On May 10, 2011, at 6:03 AM, Thor (Hammer of God) wrote:

> Maybe they should call that "You don't have to patch" genius! 


Stateful firewalls have no place in front of servers, where every incoming 
request is unsolicited, and therefore there is no state to inspect in the first 
place.  Stateful firewalls in front of servers merely serve as DDoS chokepoints 
due to the large amount of unnecessary state they instantiate.

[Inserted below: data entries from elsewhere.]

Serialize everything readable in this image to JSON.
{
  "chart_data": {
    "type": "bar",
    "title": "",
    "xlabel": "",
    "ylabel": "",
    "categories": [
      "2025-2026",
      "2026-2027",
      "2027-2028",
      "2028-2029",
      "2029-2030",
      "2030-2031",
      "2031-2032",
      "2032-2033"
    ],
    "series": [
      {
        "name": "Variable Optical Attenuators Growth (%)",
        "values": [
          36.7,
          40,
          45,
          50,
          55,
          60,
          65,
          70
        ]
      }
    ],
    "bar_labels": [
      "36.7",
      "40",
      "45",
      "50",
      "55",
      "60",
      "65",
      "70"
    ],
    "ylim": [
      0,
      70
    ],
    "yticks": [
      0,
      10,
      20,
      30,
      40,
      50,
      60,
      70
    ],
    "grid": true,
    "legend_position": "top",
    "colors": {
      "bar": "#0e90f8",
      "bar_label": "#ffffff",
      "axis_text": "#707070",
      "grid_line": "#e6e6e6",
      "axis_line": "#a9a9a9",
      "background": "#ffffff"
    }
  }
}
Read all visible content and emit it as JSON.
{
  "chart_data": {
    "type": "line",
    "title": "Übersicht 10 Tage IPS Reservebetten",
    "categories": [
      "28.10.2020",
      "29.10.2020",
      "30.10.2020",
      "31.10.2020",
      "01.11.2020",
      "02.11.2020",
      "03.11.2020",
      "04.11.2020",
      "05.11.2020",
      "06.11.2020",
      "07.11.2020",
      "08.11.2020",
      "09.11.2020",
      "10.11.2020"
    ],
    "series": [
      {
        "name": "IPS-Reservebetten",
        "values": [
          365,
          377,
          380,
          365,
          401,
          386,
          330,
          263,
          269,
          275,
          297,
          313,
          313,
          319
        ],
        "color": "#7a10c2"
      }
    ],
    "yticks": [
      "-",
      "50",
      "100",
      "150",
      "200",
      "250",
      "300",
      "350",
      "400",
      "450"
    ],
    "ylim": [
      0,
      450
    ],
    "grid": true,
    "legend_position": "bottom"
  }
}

Instead, network access policies for servers should be implemented utilizing 
stateless ACLs on hardware-based routers and/or layer-3 switches capable of 
handling mpps of traffic.

Keeping OSes and apps/services up-to-date with patches and configured securely 
is extremely important, of course; and network access policies should be 
implemented per the above.  But blindly sticking stateful firewalls in places 
where there's no state to inspect and where they actually do more harm than 
good in terms of actual security posture isn't a solution.  Where stateful 
firewalls in front of Web servers are incorrectly mandated by various 
regulatory frameworks, making use of mod_security or its equivalent on the Web 
servers themselves ensures compliance without creating a DDoS chokepoint.

See 
<http://www.nanog.org/meetings/nanog48/presentations/Monday/Kaeo_FilterTrend_ISPSec_N48.pdf>
 and 
<http://www.eweek.com/index2.php?option=content&task=view&id=66503&pop=1&hide_ads=1&page=0&hide_js=1&catid=45>
 for more details on this particular sub-topic.

-----------------------------------------------------------------------
Roland Dobbins <rdobb...@arbor.net> // <http://www.arbornetworks.com>

                The basis of optimism is sheer terror.